First – there’s the internal Department of Justice investigation. Following Monica Goodling’s testimony before the House Judiciary Committee, the LA Times ran a story late last week explaining that the investigation would expand to address questions of whether Goodling improperly took into account political considerations in hiring employees, particularly applicants to become immigration judges.
The investigation is being conducted by the Inspector General and the Office of Professional Responsibility. Even though it’s going on in the background, it is for the moment the only investigation that has the prospect of leading to criminal charges. If the Inspector General makes a criminal referral, that’s when a special prosecutor would be brought in. We’ll of course keep you posted on any developments.
Next up – the no-confidence vote concerning Alberto Gonzales to be held in the Senate. This is scheduled to take place once the Senate finishes its immigration bill, which means probably the second or third week of June. The resolution itself keeps it short and sweet: "Resolved by the Senate and the House of Representatives of the United States of America in Congress assembled: It is the sense of the Senate that Attorney General Alberto Gonzales no longer holds the confidence of the Senate and the American people."
The resolution has no actual, concrete effect; it’s purely symbolic.
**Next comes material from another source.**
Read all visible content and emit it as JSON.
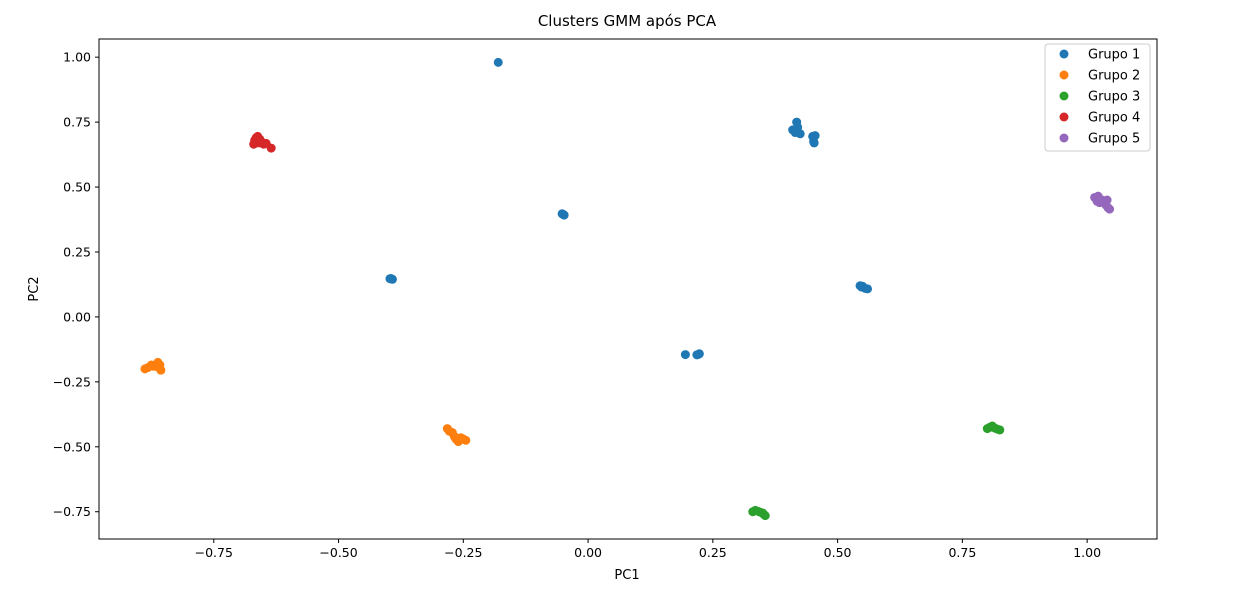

But if it gets enough votes in the Senate it would simply put more pressure on Bush and Gonzales, potentially to the point of prompting Gonzales to resign. We’ll believe that when we see it.
Last but certainly not least – next week, June 5th, any close follower of the U.S. Attorney scandal will be eagerly anticipating the testimony before the Senate Judiciary Committee of two key people. One is Bradley Schlozman, the former U.S. Attorney in Kansas City and former DOJ Civil Rights Division head who’s at the center of the Justice Department’s efforts to suppress minority voter turnout. To make it even more interesting, Schlozman will be joined by the man he replaced in Kansas City, former U.S. Attorney Todd Graves. Graves is the 9th fired U.S. Attorney, canned because he resisted some efforts to purge voter rolls in his state of Missouri.
So this will really be our first opportunity to see cross-examination of witnesses in an effort to get to this core issue in the U.S. Attorney scandal: the campaign to suppress minority voter turnout across the country, particularly in swing states, to help the Republican party win close elections.